100% Open Source

What is Flowman

Flowman is a declarative data build tool based on Apache Spark that simplifies the act of writing data transformation applications. Flowman offers a modern declarative approach for ETL for creating robust data transformation pipelines.
The main idea is that developers describe the desired data transformation within purely declarative YAML files instead of writing complex Spark jobs in Scala or Python. This helps to focus on the “what” instead of the “how” and separates the business logic (in the YAML files) from implementation details (in Flowman). Hiding the complexity of execution (the “How”), and putting the spotlight onto the transformations (the “What”) help developers and business experts to collaborate on a new level of detail.

Data Lifecycle

In addition to writing and executing data transformations, Flowman also manages the whole lifecycle of physical data models, i.e. Hive tables, SQL tables etc. Flowman will automatically infer the required schema of output tables and create missing tables or migrate existing tables to the correct schema (i.e. by adding new columns, by changing the data types, etc).

This helps to keep all aspects (like transformations and schema information) in a single place managed by a single application.

Built with Apache Spark

Being built on top of Apache Spark, Flowman can be run as a standalone application or can scale to almost any size by using compute clusters (Hadoop, Kubernetes, EMR & Azure Synapse) to process huge amounts of data.

Flowman Declarative Data Flows with Spark

How Flowman works

Develop

First you specify the data transformation pipeline with all inputs and outputs and all transformations. Then you create a job containing a list of build targets telling Flowman which target tables should be populated with which results from the data transformations.

Optional self contained unittests ensure that your implemented logic meets the business requirements. These tests can be executed in isolation with all dependencies on external data sources mocked.

Execute

With the declarative flow description in place with relations, mappings, targets and jobs your project is ready to be executed.

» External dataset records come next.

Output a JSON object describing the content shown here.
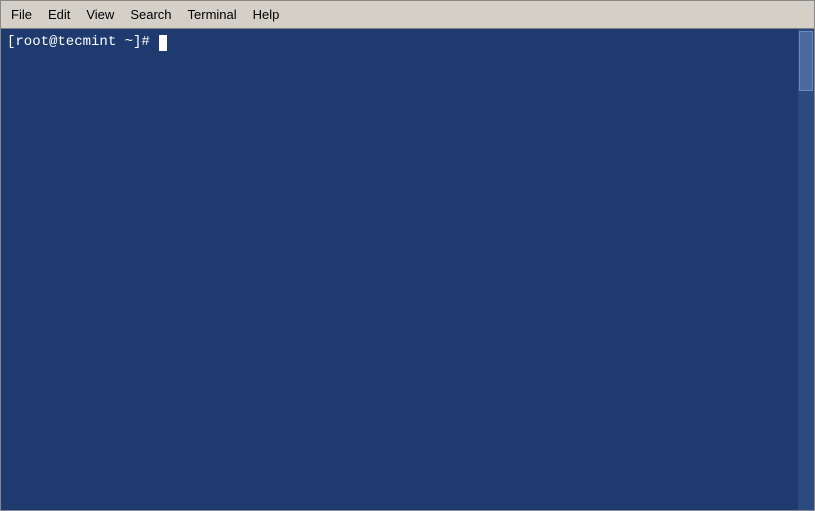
{
  "menubar": {
    "items": [
      {
        "id": "file",
        "label": "File"
      },
      {
        "id": "edit",
        "label": "Edit"
      },
      {
        "id": "view",
        "label": "View"
      },
      {
        "id": "search",
        "label": "Search"
      },
      {
        "id": "terminal",
        "label": "Terminal"
      },
      {
        "id": "help",
        "label": "Help"
      }
    ]
  },
  "terminal": {
    "prompt": "[root@tecmint ~]# "
  },
  "colors": {
    "terminal_bg": "#1e3a6e",
    "menubar_bg": "#d4d0c8",
    "text_white": "#ffffff"
  }
}
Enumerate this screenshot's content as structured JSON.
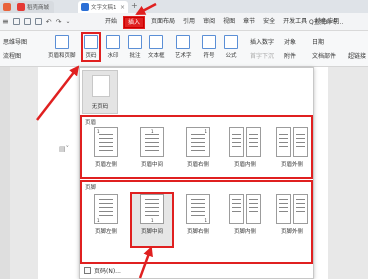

Flowman offers a powerful command line tool which reads the flow files and performs all required actions like creating target tables, transforming and writing data. Behind the scenes Flowman utilizes the power of Apache Spark for efficient and scalable data processing.

Collaborate

Collaborate with your colleagues by putting all project files under source control like git. Flowman follows the everything-is-code philosophy and all project files are simple text files (YAML). This means you can easily trace changes to the logic and go back to a previous version when required.

The same is true for deployment – you only need to checkout a specific version of the git repository and then let Flowman execute the project.

Test & Document

Test and document your project and your data by annotating mappings or relations with descriptions and with quality checks. Both can be done either on the entity level (mapping or relation) or even on the column level.

Flowman then easily generates a full blown documentation of your project, that will not only include your description, but also the results of all specified test cases. This minimizes friction between your assumption on the data and the reality.

Notable Flowman features

100% Open Source (Apache License)

Why Flowman?

Flowman reduces development effort
The tool was born from the practical experience that most companies have very similar needs for the ETL pipeline built with Apache Spark. Instead of writing similar application code from scratch for every project and customer, Flowman is a powerful building block for skipping this first step and thereby accelerates your data team by focusing on the business logic instead of boiler plate code.
Powered by Apache Spark
By utilizing Apache Spark as the de-facto standard for Big Data ETL, Flowman is ready to reliably wrangle your Big Data while providing a higher level of abstraction.
Flowman is simple to learn
With Flowman you can describe your dataflow in a simple YAML file, that also business experts can understand. Flowman will then take care of all technical details.
Flowman is observable
The Flowman history server provides all relevant details on past runs. You can see when jobs have been successful and which jobs failed. Additional job metrics can be pushed to external collectors like Prometheus.
Flowman is extensible
In case something is missing, you can write your own Flowman plugin. New data sources and sinks, new mappings and more can be implemented in Scala. And in case you struggle with that, we can help you with that.
Flowman is scalable
Flowman can be used to process both Small Data (megabytes) and for Big Data (terabytes). You decide if jobs should be run on a single machine or in a Hadoop or Kubernetes cluster.
Flowman is proven
Not only does the source code of Flowman contain extensive unittests, which ensure correctness and which avoids breaking existing features, Flowman is also already successfully implemented in production at multiple companies.
Previous slide
Next slide

Who is developing Flowman?

Flowman is being actively developed by dimajix as an open source building block for providing services for implementing data pipelines in modern data centric organizations.

Flowman is an open source project available under the very liberal Apache 2.0 license.